The changes come as ministers claim the reforms would allow them to raise an extra £129m in 2023/24.

The tax changes were originally announced by former Deputy First Secretary John Swinney and passed with the approval of MSPs earlier this year.

Given these changes, many will be wondering how this will affect their rate and how much they will pay in the future.

HeraldScotland: (PA) Deputy First Minister Shona Robison said the change would(PA) Deputy First Minister Shona Robison said the change would “strengthen our social contract with the people of Scotland”. (Image: PA)

Why has the Scottish Government changed the top tax rate?

New Deputy First Minister Shona Robison said the changes represented a “fairer” tax system, ensuring those who are able contribute more.

It is said that this will “boost” the Scottish Government’s ability to continue offering schemes such as free prescriptions.

Robison said: “The decisions we have made on income tax are fair and progressive in ensuring that those who can contribute more.

“They strengthen our social contract with the people of Scotland, who will continue to enjoy many benefits unavailable in the rest of the UK, such as B. Free recipes.

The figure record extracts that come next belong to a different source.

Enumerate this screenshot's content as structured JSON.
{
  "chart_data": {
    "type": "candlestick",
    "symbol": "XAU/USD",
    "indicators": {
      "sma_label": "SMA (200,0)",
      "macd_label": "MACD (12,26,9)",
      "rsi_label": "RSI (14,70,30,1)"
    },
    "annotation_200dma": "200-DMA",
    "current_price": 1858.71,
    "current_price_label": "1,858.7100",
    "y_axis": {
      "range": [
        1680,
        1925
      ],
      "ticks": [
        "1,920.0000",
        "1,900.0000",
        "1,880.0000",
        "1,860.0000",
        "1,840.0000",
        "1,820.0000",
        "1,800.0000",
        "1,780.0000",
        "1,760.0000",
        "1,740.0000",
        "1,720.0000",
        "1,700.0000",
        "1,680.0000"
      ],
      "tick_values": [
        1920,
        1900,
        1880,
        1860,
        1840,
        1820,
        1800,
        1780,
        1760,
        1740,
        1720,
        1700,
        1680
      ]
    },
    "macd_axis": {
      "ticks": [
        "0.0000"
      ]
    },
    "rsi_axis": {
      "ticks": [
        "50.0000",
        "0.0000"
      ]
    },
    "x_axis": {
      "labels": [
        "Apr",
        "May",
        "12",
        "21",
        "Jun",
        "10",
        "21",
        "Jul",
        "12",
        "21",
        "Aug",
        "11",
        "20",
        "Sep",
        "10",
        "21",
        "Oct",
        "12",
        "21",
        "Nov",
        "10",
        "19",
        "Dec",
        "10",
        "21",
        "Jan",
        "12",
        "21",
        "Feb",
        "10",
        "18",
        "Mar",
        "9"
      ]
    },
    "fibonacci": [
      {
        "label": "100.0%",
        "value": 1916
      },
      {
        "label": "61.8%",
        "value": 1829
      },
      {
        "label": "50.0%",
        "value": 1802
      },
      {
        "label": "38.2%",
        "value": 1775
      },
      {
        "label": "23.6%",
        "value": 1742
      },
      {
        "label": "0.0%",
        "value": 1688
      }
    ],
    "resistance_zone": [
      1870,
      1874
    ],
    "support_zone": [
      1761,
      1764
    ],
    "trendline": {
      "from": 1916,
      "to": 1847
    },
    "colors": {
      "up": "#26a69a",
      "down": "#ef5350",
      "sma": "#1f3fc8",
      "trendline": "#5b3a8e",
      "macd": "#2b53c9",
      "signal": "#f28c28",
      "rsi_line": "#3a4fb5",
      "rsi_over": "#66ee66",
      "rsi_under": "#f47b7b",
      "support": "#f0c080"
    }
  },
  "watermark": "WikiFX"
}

“The additional revenue will help us invest in our vital public services, including the NHS, beyond the funding received from the UK Government.

“At the same time, the majority of taxpayers in Scotland still pay less income tax than if they lived in the rest of the UK.

“Now that the new financial year has started, I would like to encourage people to check on the first pay slip that the tax number is correct.

“If you think your tax number is wrong you can check your details with HMRC who can help you.”

HeraldScotland: (PA) The higher and top tax rates are changed to 42p and 47p respectively(PA) The higher and upper tax rates are changed to 42p and 47p (Image: PA)

How much tax will I pay if there are changes to the maximum tax rates in Scotland?

The tax reforms will result in both top and top income tax rates increasing by 1p, resulting in increases to 42p and 47p respectively.

While the threshold for the 42p rate is frozen, all Scots earning £125,140 or more a year will pay the very highest rate of tax.

The 42p rate applies to those earning between £43,663 and £125,140 a year.

Rates for lower-income Scots remain the same, with those earning £14,733 to £25,688 taxed at a rate of 20p.

How do top taxes in Scotland compare to those in England?

The top tax rate now differs from that in England, with those at the higher English tax rate (£50,271 to £125,140) being taxed at 40p while those at the additional tax rate (above £125,140) are taxed at 45p.